Es ist ein Festmahl. Das Gehirn ist der schmackhafteste Teil des menschlichen Körpers. Die Dorfbewohner von Capdepera müssen vor uns, der Zombie-Meute, entkommen. Sie verstecken sich in Büschen und zwischen geparkten Autos. Aber es gibt kein Entkommen. „Kann ich meinen Papa suchen?", fleht mich ein kleiner Junge an. Aber die Suche wäre zwecklos. Wir haben den Vater wenige Meter weiter bereits erwischt.

Mehr als 1.300 Personen wirken an diesem Samstag (9.3.) an der zweiten Ausgabe des Reality-Spiels Zombie Survival mit. Wie im Vorjahr gilt es für die mit grünen Tüchern ausgestatteten Überlebenden eines Weltuntergangsszenarios den mit roten Tüchern markierten Zombies zu entkommen und nebenher wie bei einer Schnitzeljagd Aufgaben zu lösen. Im Vorjahr gestaltete sich das Spiel einseitig, da es an Zombies mangelte. Die MZ hat sich daher entschlossen, dieses Jahr die Untoten zu unterstützen.

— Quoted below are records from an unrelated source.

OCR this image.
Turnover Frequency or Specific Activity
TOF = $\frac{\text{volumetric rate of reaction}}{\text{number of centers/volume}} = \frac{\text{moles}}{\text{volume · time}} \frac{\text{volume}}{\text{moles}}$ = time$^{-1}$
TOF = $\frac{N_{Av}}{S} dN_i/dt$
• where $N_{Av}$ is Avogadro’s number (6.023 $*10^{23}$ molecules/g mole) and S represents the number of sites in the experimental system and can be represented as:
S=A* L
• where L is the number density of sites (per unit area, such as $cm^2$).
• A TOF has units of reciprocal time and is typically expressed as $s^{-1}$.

Zuerst muss das passende Erscheinungsbild her. Beim Check-in in der Schulsporthalle S'Alzinar ist eine regelrechte Zombie-Fabrik eingerichtet. In wenigen Minuten gelingt die Verwandlung vom normalen Bürger in einen Untoten. Die Mitarbeiter schminken uns mit Latex gruselig schön. Zerfurchte Augenhöhlen mit heraushängenden Augäpfeln und aufgerissene Mundwinkel, die das Gebiss freilegen, gehören zu den eindrucksvollsten Effekten. Einige Mitspieler kommen zudem in Kostümen, die in den meisten Fällen zerrissen und mit Kunstblut beschmiert sind.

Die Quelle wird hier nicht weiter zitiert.